I can totally relate with you, crazy monkey. Sometimes it's so frustrating trying to balance just wanting to go out and have a good time like the rest of your friends, with the price that you know that you're most likely going to have to pay the next day. Most of the people I hang out with respect my minimal drink limit, but that usually means that I'm the designated driver (when I can drive). Sometimes it's so hard watching them all have a great time and feeling like a fly on the wall, that I just decide it's easier not to go. Not the greatest solution, I know, but I haven't figured out a better one yet. I'm open to suggestions... :-).

And it goes for every day things that some people don't understand too no matter how you try to explain it to them (not anyone on this site, but more so other people I know) and it doesn't even involve over indulging. Something like just trying to go on a haunted hayride where there are strobe lights and needing to have your friends tell you when to duck/cover your eyes if the lights are coming up (so you miss most of the displays). Or something as simple as being out at a bowling alley and having to leave when the "cosmic bowling" with the flashing lights starts at 8:00 on a friday night. Your frustratation is definitely well understood and shared here.
 
I am 43 now. I do what I want to do. But I have good common sense. I have a son to think of . But I go out and party sometimes when he is with his Dad. I take care of myself though.It's a balance.
 
Crazy Monkey,

Yea, it would be nice to drop your guard once in a while. I know it is frustrating.

I hadn't gone to a live concert like that in years, because I was so afraid of having a a seizure in public. But I finally learned to swallow my pride and go out and enjoy myself, too, and if I seized in public, well so be it. I'd be the one suffering the consequences. I've been through hell and back with the treatments for seizures (brain surgery, numerous meds, VNS) and nothing seems to work 100% for me, so I am going to do what I want now! But I do know my limits, too, and don't overdo it.
 
Why do normal people want to get drunk? It gives them an excuse to let go of their inhibitions. Frankly, what some people experience when their drunk may be what we experience when we have a seizure (passing out or feeling different). I don't drink...never will. I don't smoke...never will.

I wake up with a hangover everyday without the major party the prior night.
 
Thanks for all of your replies, you all have some interesting views on this subject!!!!

I think that as 'Brain' mentioned, you need to weigh up the stupidy factor before doing something, but if the activity is 'worth it' for personal reasons or requirements then to go about doing it in the safest way possible.

Kayaker - We sound like we have similar views, unlike you, I cannot even be the designated driver, but it is nice to have a few social drinks on a night out with your friends, though like I mentioned previous I have never been to the point of being drunk. BUT try not to let E beat you by staying in, I am sure there must be something you can do.

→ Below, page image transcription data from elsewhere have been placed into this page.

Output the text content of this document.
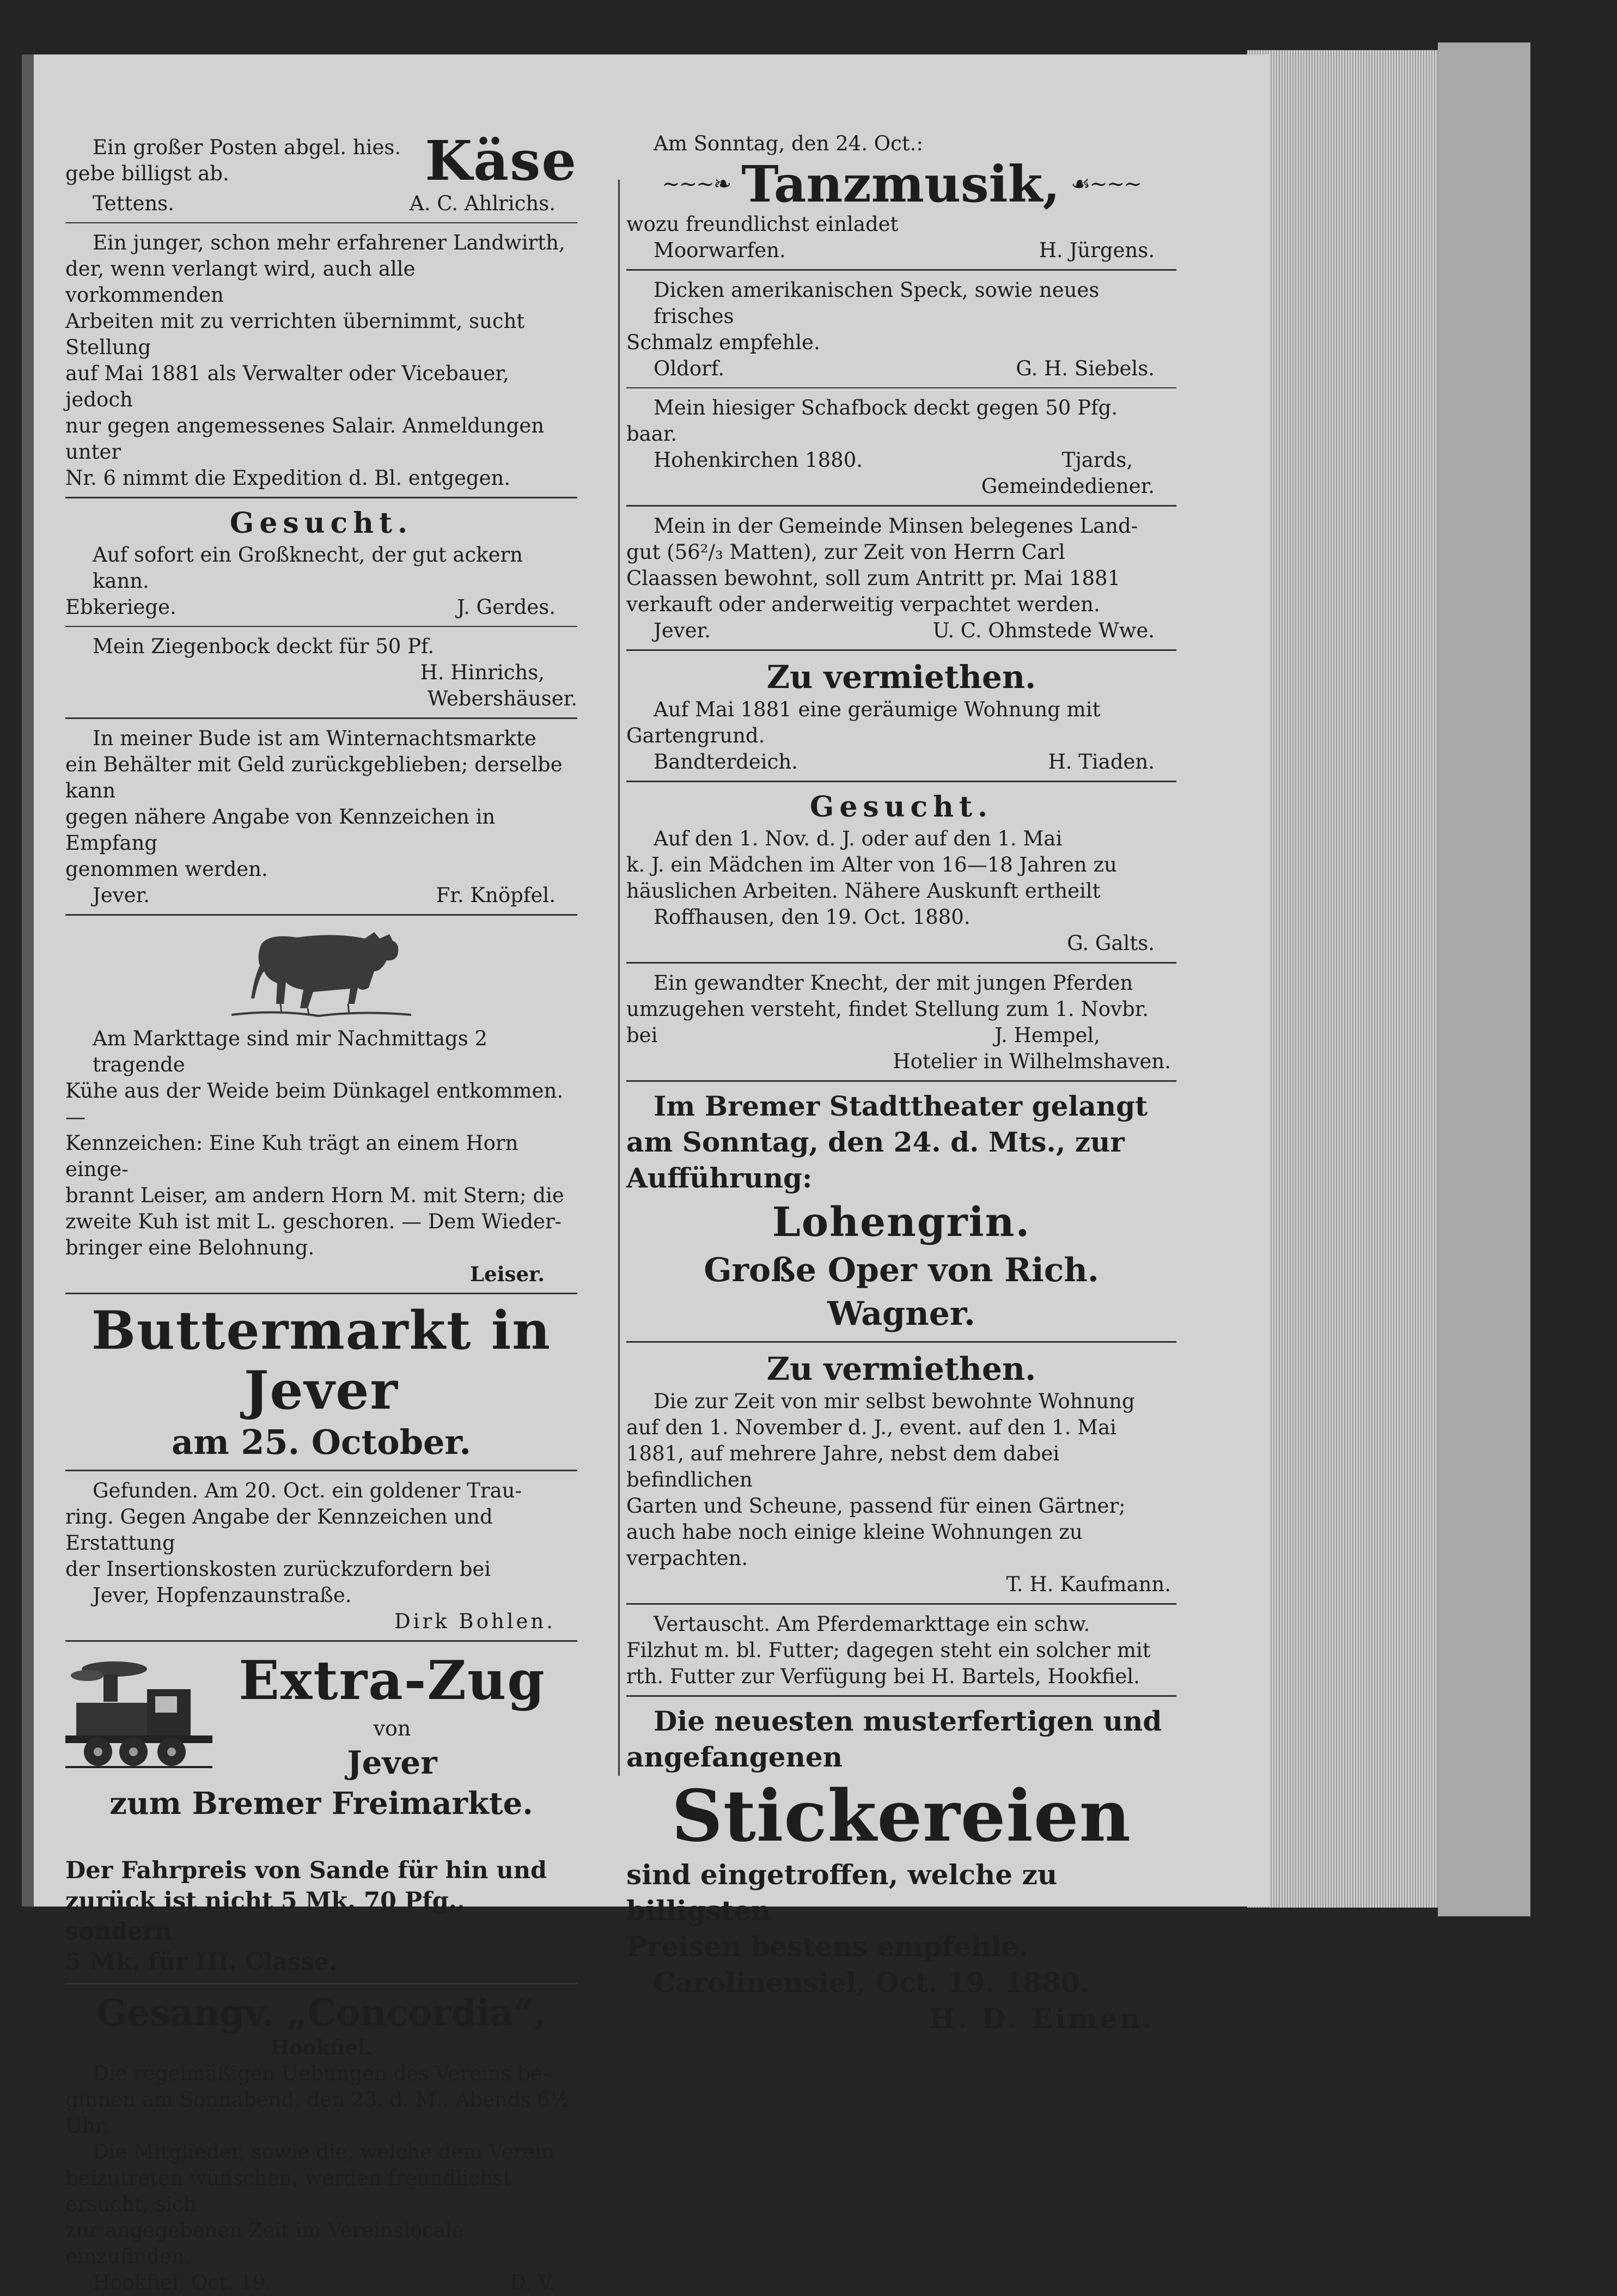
Ein großer Posten abgel. hies.

gebe billigst ab.	Käse
Tettens.	A. C. Ahlrichs.

Ein junger, schon mehr erfahrener Landwirth,

der, wenn verlangt wird, auch alle vorkommenden

Arbeiten mit zu verrichten übernimmt, sucht Stellung

auf Mai 1881 als Verwalter oder Vicebauer, jedoch

nur gegen angemessenes Salair. Anmeldungen unter

Nr. 6 nimmt die Expedition d. Bl. entgegen.

Gesucht.

Auf sofort ein Großknecht, der gut ackern kann.

Ebkeriege.	J. Gerdes.

Mein Ziegenbock deckt für 50 Pf.

H. Hinrichs,

Webershäuser.

In meiner Bude ist am Winternachtsmarkte

ein Behälter mit Geld zurückgeblieben; derselbe kann

gegen nähere Angabe von Kennzeichen in Empfang

genommen werden.

Jever.	Fr. Knöpfel.

Am Markttage sind mir Nachmittags 2 tragende

Kühe aus der Weide beim Dünkagel entkommen. —

Kennzeichen: Eine Kuh trägt an einem Horn einge-

brannt Leiser, am andern Horn M. mit Stern; die

zweite Kuh ist mit L. geschoren. — Dem Wieder-

bringer eine Belohnung.

Leiser.

Buttermarkt in Jever

am 25. October.

Gefunden. Am 20. Oct. ein goldener Trau-

ring. Gegen Angabe der Kennzeichen und Erstattung

der Insertionskosten zurückzufordern bei

Jever, Hopfenzaunstraße.

Dirk Bohlen.

Extra-Zug
von
Jever
zum Bremer Freimarkte.

Der Fahrpreis von Sande für hin und

zurück ist nicht 5 Mk. 70 Pfg., sondern

5 Mk. für III. Classe.

Gesangv. „Concordia“,

Hookfiel.

Die regelmäßigen Uebungen des Vereins be-

ginnen am Sonnabend, den 23. d. M., Abends 6½ Uhr.

Die Mitglieder, sowie die, welche dem Verein

beizutreten wünschen, werden freundlichst ersucht, sich

zur angegebenen Zeit im Vereinslocale einzufinden.

Hookfiel, Oct. 19.	D. V.

Am Sonntag, den 24. Oct.:

∼∼∼❧ Tanzmusik, ☙∼∼∼

wozu freundlichst einladet

Moorwarfen.	H. Jürgens.

Dicken amerikanischen Speck, sowie neues frisches

Schmalz empfehle.

Oldorf.	G. H. Siebels.

Mein hiesiger Schafbock deckt gegen 50 Pfg.

baar.

Hohenkirchen 1880.	Tjards,

Gemeindediener.

Mein in der Gemeinde Minsen belegenes Land-

gut (56²/₃ Matten), zur Zeit von Herrn Carl

Claassen bewohnt, soll zum Antritt pr. Mai 1881

verkauft oder anderweitig verpachtet werden.

Jever.	U. C. Ohmstede Wwe.

Zu vermiethen.

Auf Mai 1881 eine geräumige Wohnung mit

Gartengrund.

Bandterdeich.	H. Tiaden.

Gesucht.

Auf den 1. Nov. d. J. oder auf den 1. Mai

k. J. ein Mädchen im Alter von 16—18 Jahren zu

häuslichen Arbeiten. Nähere Auskunft ertheilt

Roffhausen, den 19. Oct. 1880.

G. Galts.

Ein gewandter Knecht, der mit jungen Pferden

umzugehen versteht, findet Stellung zum 1. Novbr.

bei	J. Hempel,

Hotelier in Wilhelmshaven.

Im Bremer Stadttheater gelangt

am Sonntag, den 24. d. Mts., zur

Aufführung:

Lohengrin.

Große Oper von Rich. Wagner.

Zu vermiethen.

Die zur Zeit von mir selbst bewohnte Wohnung

auf den 1. November d. J., event. auf den 1. Mai

1881, auf mehrere Jahre, nebst dem dabei befindlichen

Garten und Scheune, passend für einen Gärtner;

auch habe noch einige kleine Wohnungen zu verpachten.

T. H. Kaufmann.

Vertauscht. Am Pferdemarkttage ein schw.

Filzhut m. bl. Futter; dagegen steht ein solcher mit

rth. Futter zur Verfügung bei H. Bartels, Hookfiel.

Die neuesten musterfertigen und

angefangenen

Stickereien

sind eingetroffen, welche zu billigsten

Preisen bestens empfehle.

Carolinensiel, Oct. 19. 1880.

H. D. Eimen.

Alivenwell - I have no idea why non-epileptics enjoy getting drunk, as soon as I start to feel slightly queezey due to alcohol I stop drinking and switch to soft drinks. Drinking alcohol on a regular basis is a waste of time and money, my ex BF goes out drinking every night and to me its pointless he is just drinking his life away and will probably end up with liver failure. I just like a session now and again.

I think people with epilepsy have far more built in common sense then non-epileptics because we have to watch out for dangers 100 times more, we are far more aware of our surroundings and try to keep ourselves safer.

As I said earlier - It would be nice just for once to be able to drop my guard and have a night out without my epilepsy and without wondering what my seizures are going to be like that night/next day.
 
Well last night a had a couple of glasses of white wine at home with friends. It got me tipsy.My son was at his Dad's . I had a great time.